Heat kernels for reflected diffusions with jumps on inner uniform domains

TL;DR

This paper establishes sharp two-sided heat kernel estimates for a broad class of symmetric reflected diffusions with jumps on inner uniform domains, extending understanding of non-local operators with boundary conditions in complex geometries.

Contribution

It provides new sharp heat kernel bounds for symmetric reflected jump diffusions on inner uniform domains, including non-local operators with Neumann boundary conditions.

Findings

Derived two-sided heat kernel estimates for reflected diffusions with jumps.

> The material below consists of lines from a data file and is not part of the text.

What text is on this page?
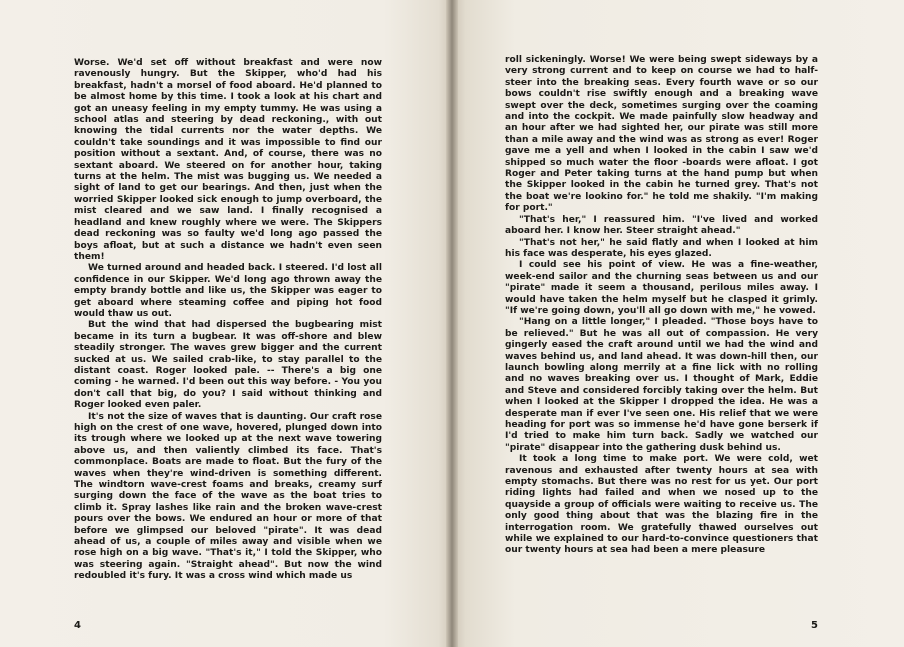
Worse. We'd set off without breakfast and were now ravenously hungry. But the Skipper, who'd had his breakfast, hadn't a morsel of food aboard. He'd planned to be almost home by this time. I took a look at his chart and got an uneasy feeling in my empty tummy. He was using a school atlas and steering by dead reckoning., with out knowing the tidal currents nor the water depths. We couldn't take soundings and it was impossible to find our position without a sextant. And, of course, there was no sextant aboard. We steered on for another hour, taking turns at the helm. The mist was bugging us. We needed a sight of land to get our bearings. And then, just when the worried Skipper looked sick enough to jump overboard, the mist cleared and we saw land. I finally recognised a headland and knew roughly where we were. The Skippers dead reckoning was so faulty we'd long ago passed the boys afloat, but at such a distance we hadn't even seen them!

We turned around and headed back. I steered. I'd lost all confidence in our Skipper. We'd long ago thrown away the empty brandy bottle and like us, the Skipper was eager to get aboard where steaming coffee and piping hot food would thaw us out.

But the wind that had dispersed the bugbearing mist became in its turn a bugbear. It was off-shore and blew steadily stronger. The waves grew bigger and the current sucked at us. We sailed crab-like, to stay parallel to the distant coast. Roger looked pale. -- There's a big one coming - he warned. I'd been out this way before. - You you don't call that big, do you? I said without thinking and Roger looked even paler.

It's not the size of waves that is daunting. Our craft rose high on the crest of one wave, hovered, plunged down into its trough where we looked up at the next wave towering above us, and then valiently climbed its face. That's commonplace. Boats are made to float. But the fury of the waves when they're wind-driven is something different. The windtorn wave-crest foams and breaks, creamy surf surging down the face of the wave as the boat tries to climb it. Spray lashes like rain and the broken wave-crest pours over the bows. We endured an hour or more of that before we glimpsed our beloved "pirate". It was dead ahead of us, a couple of miles away and visible when we rose high on a big wave. "That's it," I told the Skipper, who was steering again. "Straight ahead". But now the wind redoubled it's fury. It was a cross wind which made us

4

roll sickeningly. Worse! We were being swept sideways by a very strong current and to keep on course we had to half-steer into the breaking seas. Every fourth wave or so our bows couldn't rise swiftly enough and a breaking wave swept over the deck, sometimes surging over the coaming and into the cockpit. We made painfully slow headway and an hour after we had sighted her, our pirate was still more than a mile away and the wind was as strong as ever! Roger gave me a yell and when I looked in the cabin I saw we'd shipped so much water the floor -boards were afloat. I got Roger and Peter taking turns at the hand pump but when the Skipper looked in the cabin he turned grey. That's not the boat we're lookino for." he told me shakily. "I'm making for port."

"That's her," I reassured him. "I've lived and worked aboard her. I know her. Steer straight ahead."

"That's not her," he said flatly and when I looked at him his face was desperate, his eyes glazed.

I could see his point of view. He was a fine-weather, week-end sailor and the churning seas between us and our "pirate" made it seem a thousand, perilous miles away. I would have taken the helm myself but he clasped it grimly. "If we're going down, you'll all go down with me," he vowed.

"Hang on a little longer," I pleaded. "Those boys have to be relieved." But he was all out of compassion. He very gingerly eased the craft around until we had the wind and waves behind us, and land ahead. It was down-hill then, our launch bowling along merrily at a fine lick with no rolling and no waves breaking over us. I thought of Mark, Eddie and Steve and considered forcibly taking over the helm. But when I looked at the Skipper I dropped the idea. He was a desperate man if ever I've seen one. His relief that we were heading for port was so immense he'd have gone berserk if I'd tried to make him turn back. Sadly we watched our "pirate" disappear into the gathering dusk behind us.

It took a long time to make port. We were cold, wet ravenous and exhausted after twenty hours at sea with empty stomachs. But there was no rest for us yet. Our port riding lights had failed and when we nosed up to the quayside a group of officials were waiting to receive us. The only good thing about that was the blazing fire in the interrogation room. We gratefully thawed ourselves out while we explained to our hard-to-convince questioners that our twenty hours at sea had been a mere pleasure

5
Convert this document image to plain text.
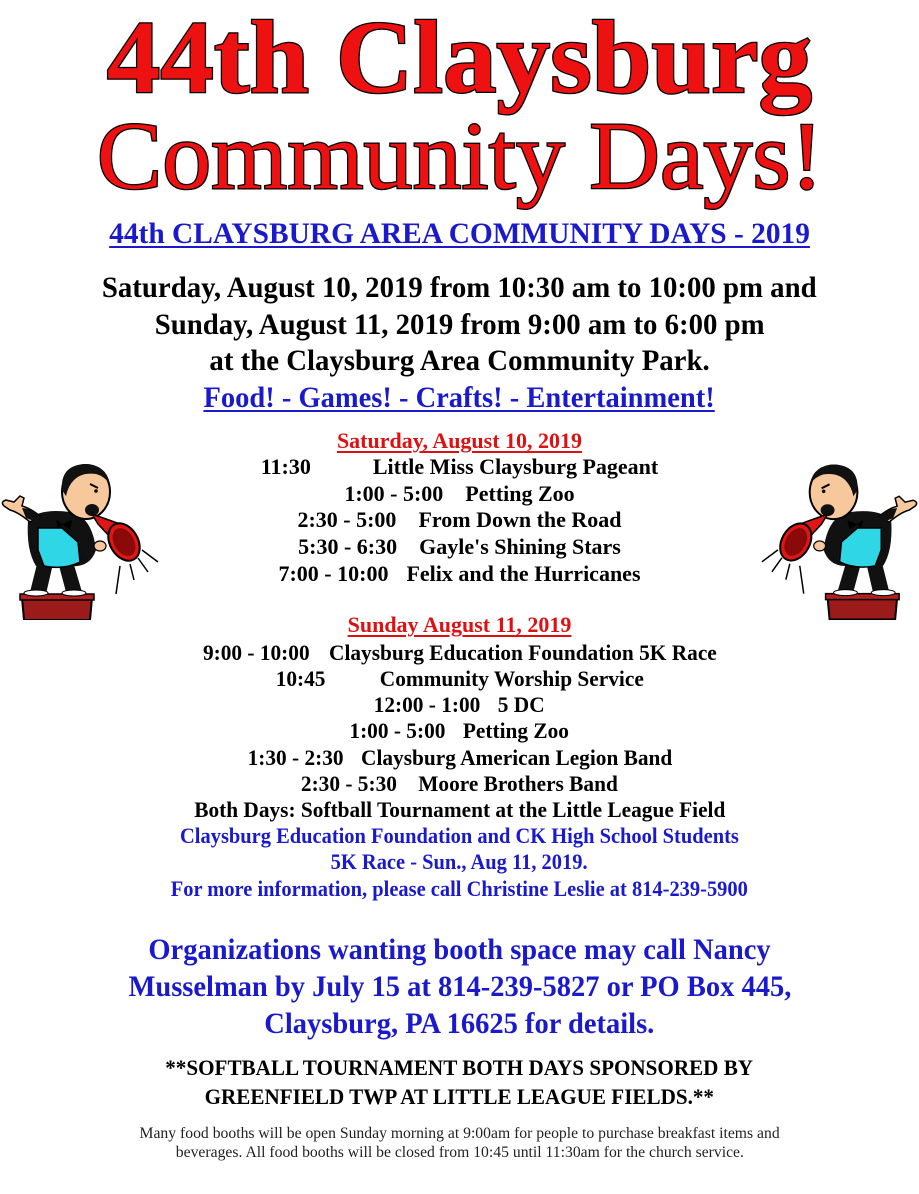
44th Claysburg
Community Days!
44th CLAYSBURG AREA COMMUNITY DAYS - 2019
Saturday, August 10, 2019 from 10:30 am to 10:00 pm and
Sunday, August 11, 2019 from 9:00 am to 6:00 pm
at the Claysburg Area Community Park.
Food! - Games! - Crafts! - Entertainment!
Saturday, August 10, 2019
11:30	Little Miss Claysburg Pageant
1:00 - 5:00 Petting Zoo
2:30 - 5:00 From Down the Road
5:30 - 6:30 Gayle's Shining Stars
7:00 - 10:00 Felix and the Hurricanes
Sunday August 11, 2019
9:00 - 10:00 Claysburg Education Foundation 5K Race
10:45 Community Worship Service
12:00 - 1:00 5 DC
1:00 - 5:00 Petting Zoo
1:30 - 2:30 Claysburg American Legion Band
2:30 - 5:30 Moore Brothers Band
Both Days: Softball Tournament at the Little League Field
Claysburg Education Foundation and CK High School Students
5K Race - Sun., Aug 11, 2019.
For more information, please call Christine Leslie at 814-239-5900
Organizations wanting booth space may call Nancy
Musselman by July 15 at 814-239-5827 or PO Box 445,
Claysburg, PA 16625 for details.
**SOFTBALL TOURNAMENT BOTH DAYS SPONSORED BY
GREENFIELD TWP AT LITTLE LEAGUE FIELDS.**
Many food booths will be open Sunday morning at 9:00am for people to purchase breakfast items and
beverages. All food booths will be closed from 10:45 until 11:30am for the church service.
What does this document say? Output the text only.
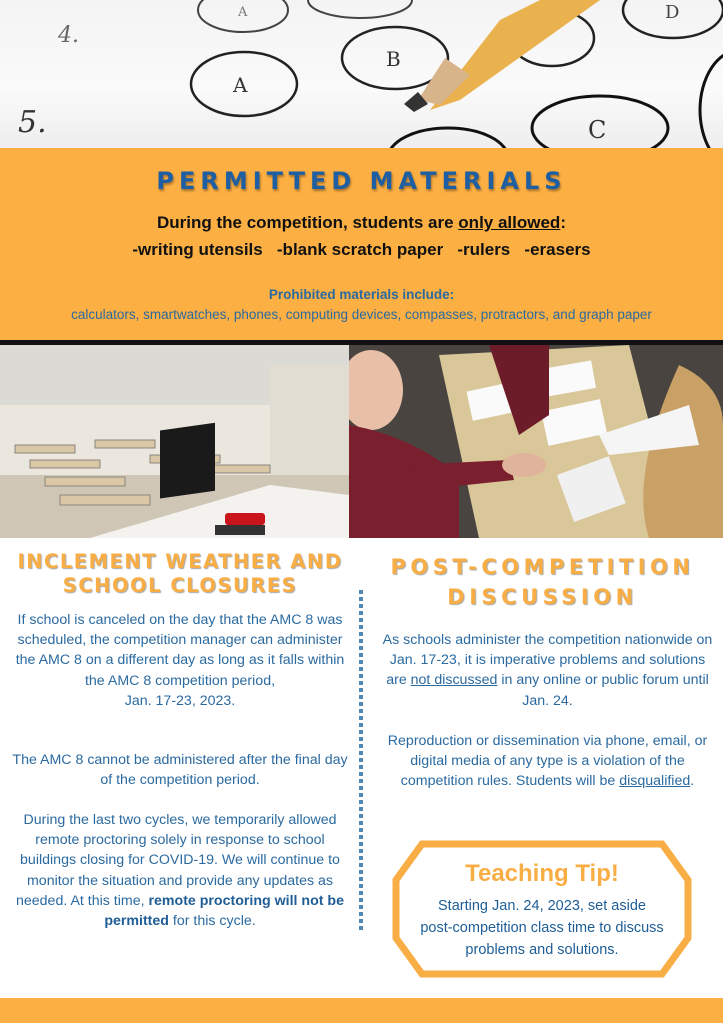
4.
5.
A
A
B
D
C
PERMITTED MATERIALS

During the competition, students are only allowed:

-writing utensils   -blank scratch paper   -rulers   -erasers

Prohibited materials include:

calculators, smartwatches, phones, computing devices, compasses, protractors, and graph paper

INCLEMENT WEATHER AND
SCHOOL CLOSURES

If school is canceled on the day that the AMC 8 was scheduled, the competition manager can administer the AMC 8 on a different day as long as it falls within the AMC 8 competition period,
Jan. 17-23, 2023.

The AMC 8 cannot be administered after the final day of the competition period.

During the last two cycles, we temporarily allowed remote proctoring solely in response to school buildings closing for COVID-19. We will continue to monitor the situation and provide any updates as needed. At this time, remote proctoring will not be permitted for this cycle.

POST-COMPETITION
DISCUSSION

As schools administer the competition nationwide on Jan. 17-23, it is imperative problems and solutions are not discussed in any online or public forum until Jan. 24.

Reproduction or dissemination via phone, email, or digital media of any type is a violation of the competition rules. Students will be disqualified.

Teaching Tip!
Starting Jan. 24, 2023, set aside
post-competition class time to discuss
problems and solutions.
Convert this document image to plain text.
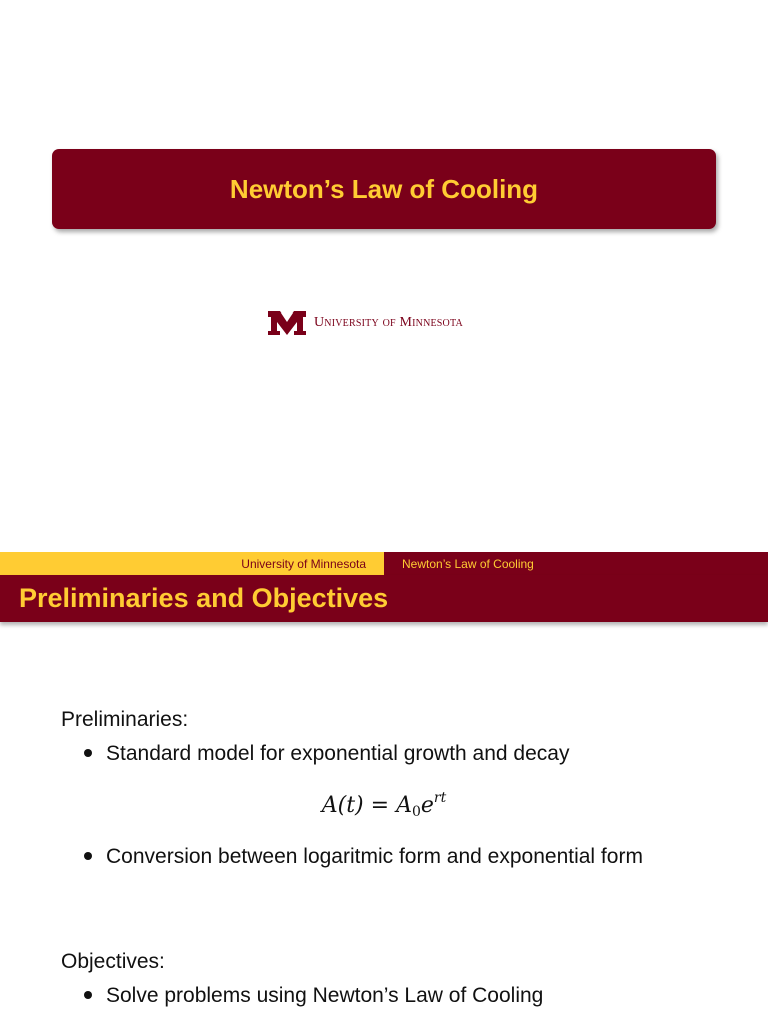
Newton’s Law of Cooling
University of Minnesota
University of Minnesota	Newton’s Law of Cooling
Preliminaries and Objectives
Preliminaries:
Standard model for exponential growth and decay
$A(t) = A_0e^{rt}$
Conversion between logaritmic form and exponential form
Objectives:
Solve problems using Newton’s Law of Cooling
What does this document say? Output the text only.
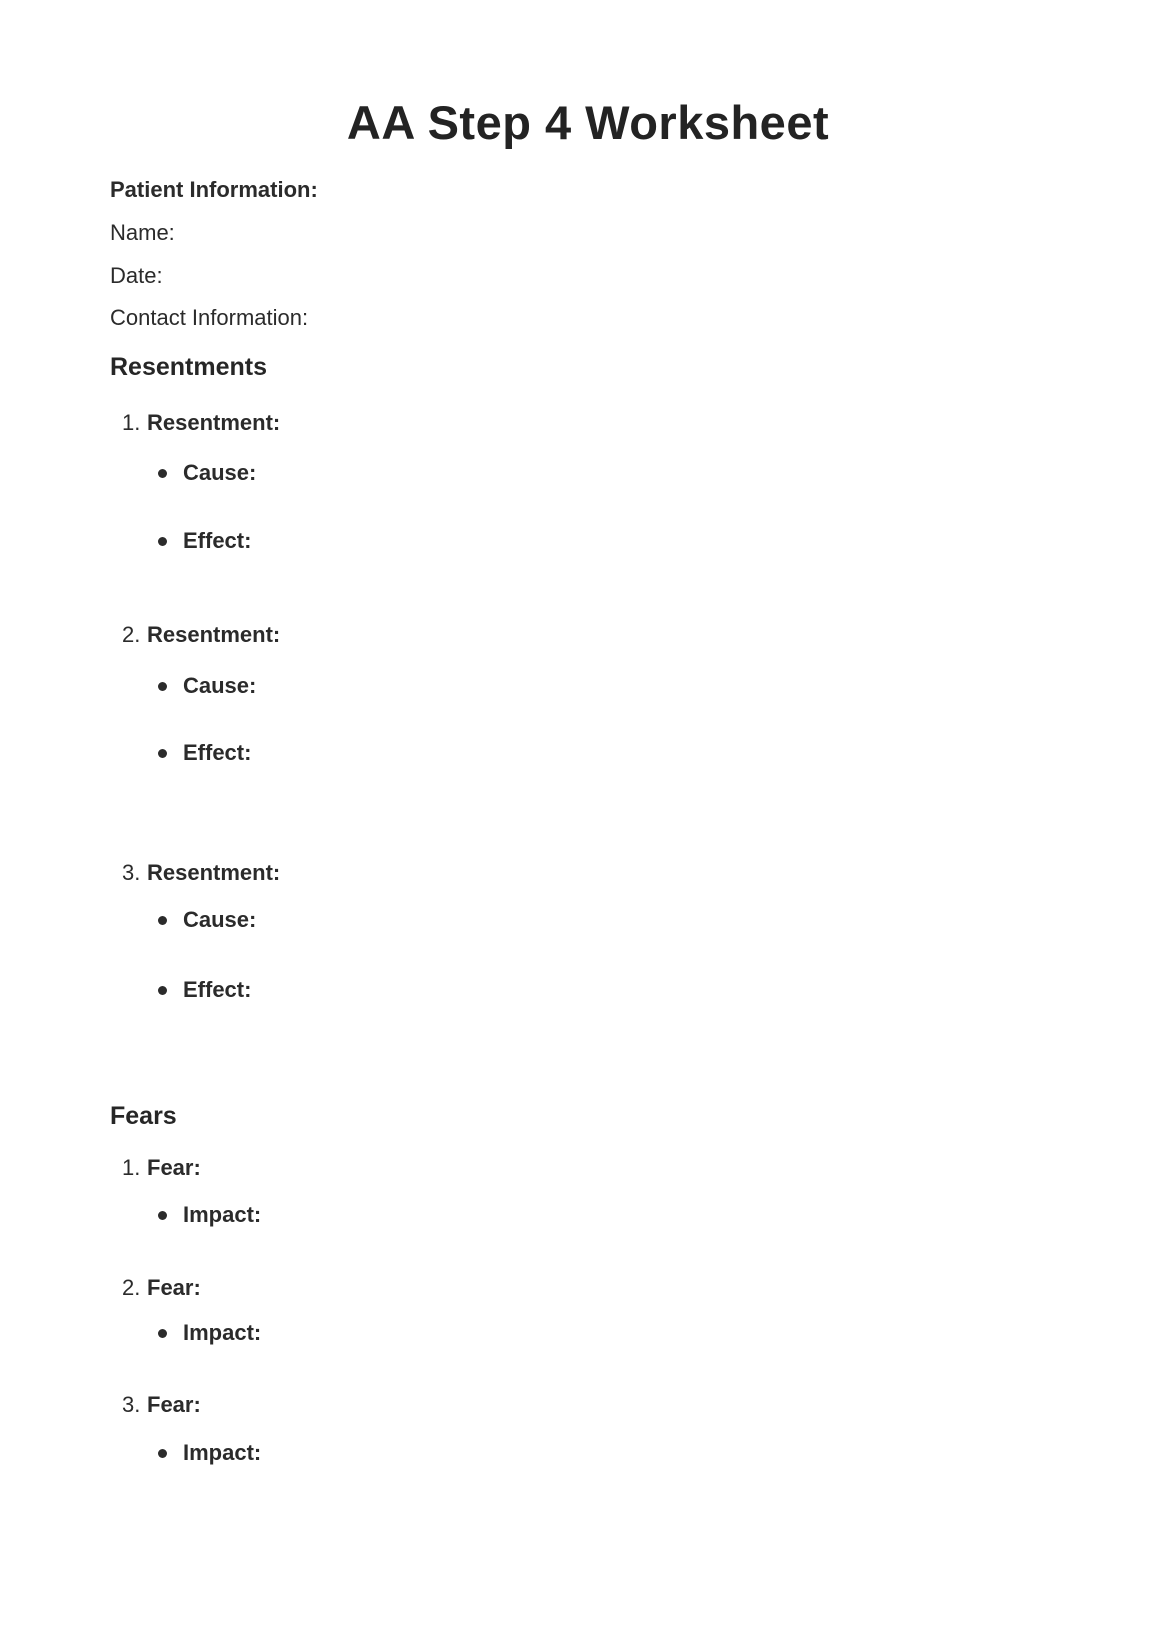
AA Step 4 Worksheet

Patient Information:

Name:

Date:

Contact Information:

Resentments
1. Resentment:
Cause:
Effect:
2. Resentment:
Cause:
Effect:
3. Resentment:
Cause:
Effect:
Fears
1. Fear:
Impact:
2. Fear:
Impact:
3. Fear:
Impact:
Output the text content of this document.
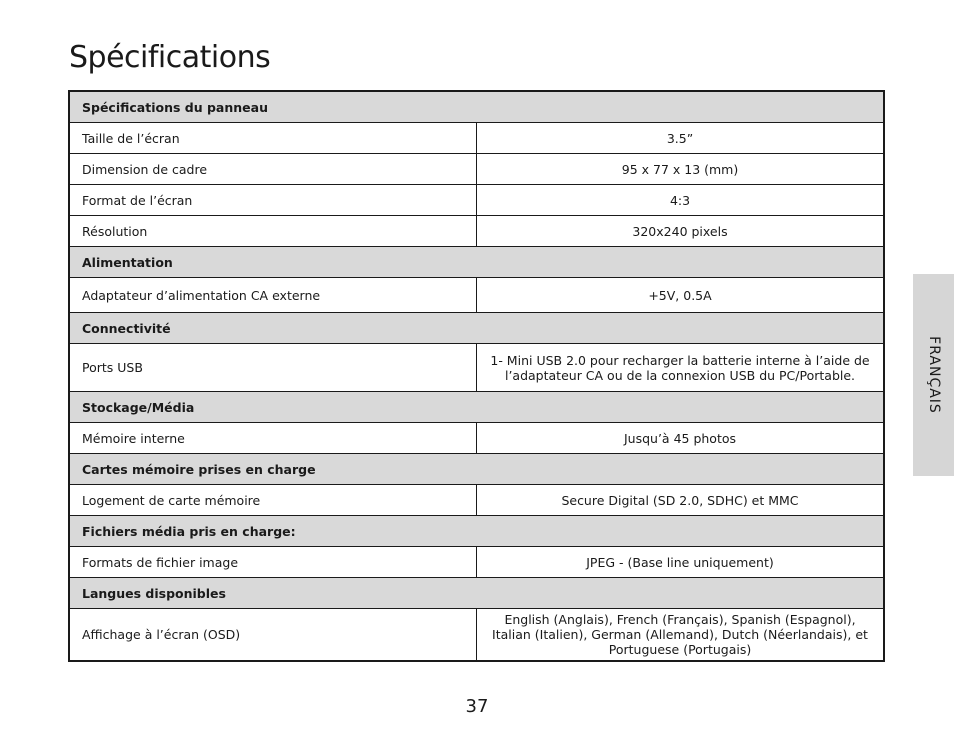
Spécifications
Spécifications du panneau	
Taille de l’écran	3.5”
Dimension de cadre	95 x 77 x 13 (mm)
Format de l’écran	4:3
Résolution	320x240 pixels
Alimentation	
Adaptateur d’alimentation CA externe	+5V, 0.5A
Connectivité	
Ports USB	1- Mini USB 2.0 pour recharger la batterie interne à l’aide de l’adaptateur CA ou de la connexion USB du PC/Portable.
Stockage/Média	
Mémoire interne	Jusqu’à 45 photos
Cartes mémoire prises en charge	
Logement de carte mémoire	Secure Digital (SD 2.0, SDHC) et MMC
Fichiers média pris en charge:	
Formats de fichier image	JPEG - (Base line uniquement)
Langues disponibles	
Affichage à l’écran (OSD)	English (Anglais), French (Français), Spanish (Espagnol), Italian (Italien), German (Allemand), Dutch (Néerlandais), et Portuguese (Portugais)
FRANÇAIS
37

Extended heat kernel analysis to non-local operators on complex domains.

Established bounds under general conditions on jump kernels and domain geometry.

Abstract

In this paper, we study sharp two-sided heat kernel estimates for a large class of symmetric reflected diffusions with jumps on the closure of an inner uniform domain $D$ in a length metric space. The length metric is the intrinsic metric of a strongly local Dirichlet form. When $D$ is an inner uniform domain in the Euclidean space, a prototype for a special case of the processes under consideration are symmetric reflected diffusions with jumps on $D$, whose infinitesimal generators are non-local (pseudo-differential) operators $L$ on $D$ of the form $$ L u(x) =\frac12 \sum_{i, j=1}^d \frac{\partial}{\partial x_i} \left(a_{ij}(x) \frac{\partial u(x)}{\partial x_j}\right) + \lim_{\eps \downarrow 0} \int_{\{y\in D: \, \rho_D(y, x)>\eps\}} (u(y)-u(x)) J(x, y)\, dy $$ satisfying "Neumann boundary condition". Here, $\rho_D(x,y)$ is the length metric on $D$, $A(x)=(a_{ij}(x))_{1\leq i,j\leq d}$ is a measurable $d\times d$ matrix-valued function on $D$ that is uniformly elliptic and bounded, and $$ J(x,y):= \frac{1}{\Phi(\rho_D(x,y))} \int_{[\alpha_1, \alpha_2]} \frac{c(\alpha, x,y)} {\rho_D(x,y)^{d+\alpha}} \,\nu(d\alpha) , $$ where $\nu$ is a finite measure on $[\alpha_1, \alpha_2] \subset (0, 2)$, $\Phi$ is an increasing function on $[ 0, \infty )$ with $c_1e^{c_2r^{\beta}} \le \Phi(r) \le c_3 e^{c_4r^{\beta}}$ for some $\beta \in [0,\infty]$, and $c(\alpha , x, y)$ is a jointly measurable function that is bounded between two positive constants and is symmetric in $(x, y)$.